La frontière entre les États-Unis et le Canada pourrait-elle un jour être séparée par un interminable mur de 8891 kilomètres? Le candidat à l'investiture républicaine Scott Walker a lancé ce pavé dans la mare dimanche en affirmant que cette idée mériterait d'être examinée.

Désastre commercial, hausse du racisme, relations diplomatiques envenimées: toutes les raisons sont bonnes pour s'opposer à ce projet «ridicule» et «farfelu», selon les intervenants interrogés par La Presse.

Lors d'une entrevue à l'émission politique Meet the Press, sur la chaîne NBC, le gouverneur du Wisconsin, qui prône la ligne dure avec les migrants illégaux, s'est fait demander s'il envisageait d'ériger un mur entre les États-Unis et le Canada. L'aspirant président a alors expliqué que des policiers du New Hampshire avaient soulevé des «inquiétudes légitimes» sur cette question lors d'une assemblée locale, il y a quelques jours. «Il s'agit donc d'un problème légitime à considérer», a-t-il ajouté. Interrogé à ce sujet dimanche en conférence de presse, le ministre de la Défense du Canada Jason Kenney a déclaré «s'opposer vigoureusement à tout durcissement de la frontière».

Exacerber les tensions

Le maire de la ville frontalière de Lacolle est catégorique: la construction d'un mur entre le Canada et les États-Unis serait «absolument inutile et farfelu». «À l'image du mur de Berlin, je ne vois pas pourquoi un mur serait érigé entre les États-Unis et le Canada.

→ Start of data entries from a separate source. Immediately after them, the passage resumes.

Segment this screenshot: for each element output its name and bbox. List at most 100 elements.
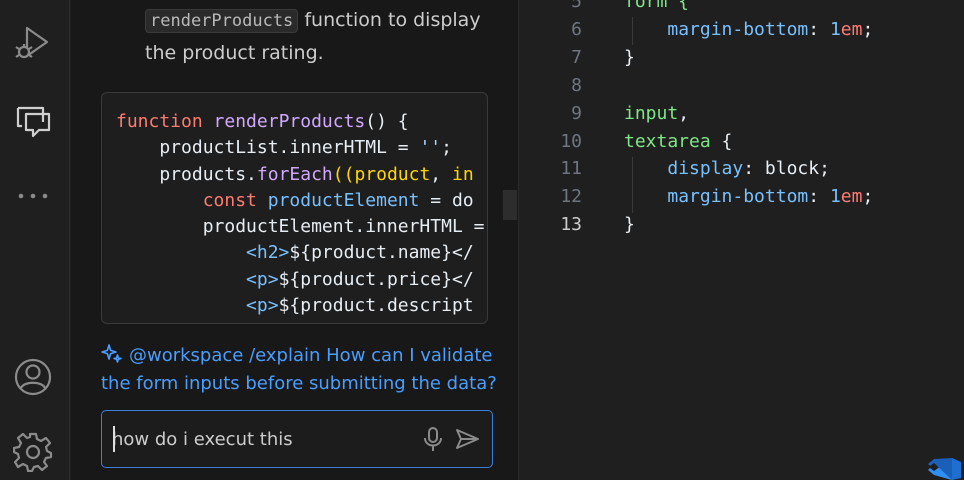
indent-guide bbox=[632, 157, 633, 213]
inline-code-ref: renderProducts bbox=[145, 9, 299, 33]
code-token: }</ bbox=[441, 242, 474, 264]
panel-resize-handle[interactable] bbox=[503, 190, 517, 220]
code-token: in bbox=[451, 163, 474, 185]
line-number: 9 bbox=[571, 102, 582, 124]
code-token: () { bbox=[365, 111, 409, 132]
code-token: <p> bbox=[246, 268, 279, 290]
code-token: = bbox=[386, 137, 420, 159]
code-block: function renderProducts() { productList.… bbox=[101, 92, 488, 324]
code-token: margin-bottom bbox=[667, 18, 809, 40]
code-token: (( bbox=[332, 163, 355, 185]
sparkle-icon bbox=[101, 344, 122, 363]
code-token: products. bbox=[116, 163, 257, 185]
code-line: productElement.innerHTML = bbox=[116, 214, 485, 240]
code-token: function bbox=[116, 111, 203, 132]
code-line: products.forEach((product, in bbox=[116, 162, 484, 188]
code-token: <p> bbox=[246, 295, 279, 317]
chat-input-box[interactable] bbox=[101, 410, 493, 468]
code-line: <p>${product.descript bbox=[116, 293, 484, 319]
line-number: 8 bbox=[571, 74, 582, 96]
code-token: = bbox=[473, 216, 485, 238]
code-line: <p>${product.price}</ bbox=[116, 267, 484, 293]
more-icon[interactable] bbox=[13, 176, 53, 216]
editor-line[interactable]: 11 display: block; bbox=[520, 155, 964, 183]
line-number: 5 bbox=[571, 0, 582, 12]
line-code: } bbox=[624, 211, 635, 239]
code-token: productElement.innerHTML bbox=[116, 216, 474, 238]
line-code: margin-bottom: 1em; bbox=[624, 183, 873, 211]
settings-gear-icon[interactable] bbox=[13, 432, 53, 472]
editor-line[interactable]: 13} bbox=[520, 211, 964, 239]
account-icon[interactable] bbox=[13, 357, 53, 397]
send-icon[interactable] bbox=[454, 427, 480, 451]
code-token: <h2> bbox=[246, 242, 290, 264]
editor-line[interactable]: 10 textarea { bbox=[520, 128, 964, 156]
code-token: }</ bbox=[441, 268, 474, 290]
code-token: innerHTML bbox=[289, 137, 387, 159]
code-token: product.price bbox=[300, 268, 442, 290]
line-number: 10 bbox=[560, 130, 582, 152]
chat-icon[interactable] bbox=[13, 100, 53, 140]
editor-line[interactable]: 8 bbox=[520, 72, 964, 100]
code-token: } bbox=[624, 46, 635, 68]
code-token: 1 bbox=[829, 18, 841, 40]
activity-bar bbox=[0, 0, 70, 480]
code-token: { bbox=[710, 130, 733, 152]
copilot-chat-panel: renderProducts function to display the p… bbox=[71, 0, 519, 480]
code-token: productElement bbox=[267, 189, 420, 211]
editor-line[interactable]: 12 margin-bottom: 1em; bbox=[520, 183, 964, 211]
code-block-lines: function renderProducts() { productList.… bbox=[116, 109, 484, 319]
code-token: display bbox=[667, 158, 744, 180]
code-editor[interactable]: 5 form {6 margin-bottom: 1em; 7} 8 9 input, 10… bbox=[503, 0, 964, 480]
line-code: } bbox=[624, 44, 635, 72]
code-token: form { bbox=[624, 0, 690, 12]
editor-line[interactable]: 9 input, bbox=[520, 100, 964, 128]
code-token: : bbox=[808, 18, 830, 40]
line-number: 13 bbox=[560, 214, 582, 236]
text-caret bbox=[113, 426, 115, 452]
code-token: ; bbox=[819, 158, 830, 180]
follow-up-suggestion[interactable]: @workspace /explain How can I validate t… bbox=[101, 342, 501, 398]
line-code: textarea { bbox=[624, 128, 732, 156]
microphone-icon[interactable] bbox=[422, 426, 444, 452]
run-debug-icon[interactable] bbox=[13, 22, 53, 62]
editor-line[interactable]: 6 margin-bottom: 1em; bbox=[520, 16, 964, 44]
code-token: , bbox=[430, 163, 452, 185]
line-number: 7 bbox=[571, 46, 582, 68]
editor-line[interactable]: 7} bbox=[520, 44, 964, 72]
code-token: forEach bbox=[256, 163, 333, 185]
code-token: margin-bottom bbox=[667, 186, 809, 208]
editor-line[interactable]: 5 form { bbox=[520, 0, 964, 16]
code-token: block bbox=[764, 158, 820, 180]
code-token: input bbox=[624, 102, 679, 124]
indent-guide bbox=[632, 17, 633, 45]
code-token: ${ bbox=[278, 295, 301, 317]
line-number: 11 bbox=[560, 158, 582, 180]
code-token: textarea bbox=[624, 130, 711, 152]
code-token: ${ bbox=[289, 242, 312, 264]
code-line: function renderProducts() { bbox=[116, 109, 484, 135]
code-token: '' bbox=[419, 137, 442, 159]
code-token: } bbox=[624, 214, 635, 236]
code-token: , bbox=[678, 102, 690, 124]
code-token: const bbox=[202, 189, 257, 211]
code-token: : bbox=[743, 158, 765, 180]
code-token: = bbox=[419, 189, 452, 211]
code-token: renderProducts bbox=[213, 111, 366, 132]
code-token: em bbox=[840, 18, 863, 40]
suggestion-text: @workspace /explain How can I validate t… bbox=[101, 345, 497, 394]
code-token: product.name bbox=[311, 242, 442, 264]
code-token: ${ bbox=[278, 268, 301, 290]
code-token: : bbox=[808, 186, 830, 208]
line-code: margin-bottom: 1em; bbox=[624, 16, 873, 44]
assistant-message: renderProducts function to display the p… bbox=[145, 4, 505, 69]
chat-input[interactable] bbox=[112, 425, 402, 453]
code-line: productList.innerHTML = ''; bbox=[116, 135, 484, 161]
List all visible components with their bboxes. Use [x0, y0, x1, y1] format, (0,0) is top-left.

La frontière est à l'heure actuelle très bien protégée», soutient Roland Luc Béliveau, qui craint par ailleurs qu'une telle barrière contribue à exacerber les tensions raciales.

À la chambre de commerce du Canada, on critique la proposition «très curieuse» de Scott Walker, considérant qu'il dirige un État limitrophe avec le Canada. «M. Walker devrait probablement demander aux 158 000 employés qui dépendent directement des investissements, du tourisme et du commerce avec le Canada ce qu'ils en pensent avant de prendre position», indique Guillaum Dubreuil, directeur des affaires publiques. Si le candidat maintient cette promesse, la chambre de commerce du Canada ne doute pas que le gouvernement canadien et les entreprises d'ici comme aux États-Unis feront tout «pour lui faire comprendre que cette idée-là n'est pas viable».

Un discours récurrent

Les candidats du Parti républicain promettent habituellement de durcir la frontière mexicano-américaine. Toutefois, il n'est pas rare que la frontière nordique se retrouve sous les projecteurs, explique la chercheuse à l'Observatoire sur les États-Unis de l'UQAM Élisabeth Vallet. «Le mur canado-américain, c'est un discours récurrent dans la politique américaine, alors ça n'a rien de nouveau. Il y a quatre ans, c'était [le candidat républicain] Herman Cain qui avait mentionné de construire un mur au côté nord.»

Même si l'idée d'ériger un tel mur demeure «anecdotique et plutôt ridicule», la spécialiste des murs frontaliers n'exclut pas totalement cette possibilité. «Si les astres s'alignent dans le mauvais sens pour nous, c'est tout à faire envisageable que la frontière se durcisse. Elle est déjà beaucoup plus dure que tout ce qu'on connaissait avant le 11-Septembre.»

Selon la directrice scientifique à la Chaire Raoul-Dandurand, les résultats de Scott Walker dans les prochains sondages détermineront l'avenir de cette idée dans la campagne présidentielle. «Walker est connu pour faire des gaffes et se dédire régulièrement. C'est quelqu'un qui s'est positionné de manière très radicale, mais qui essaie surtout de trouver une niche par rapport à [Donald] Trump», analyse-t-elle. Le meneur actuel de la course à l'investiture républicaine, Donald Trump, a promis d'expulser les 11 millions d'immigrés illégaux aux États-Unis.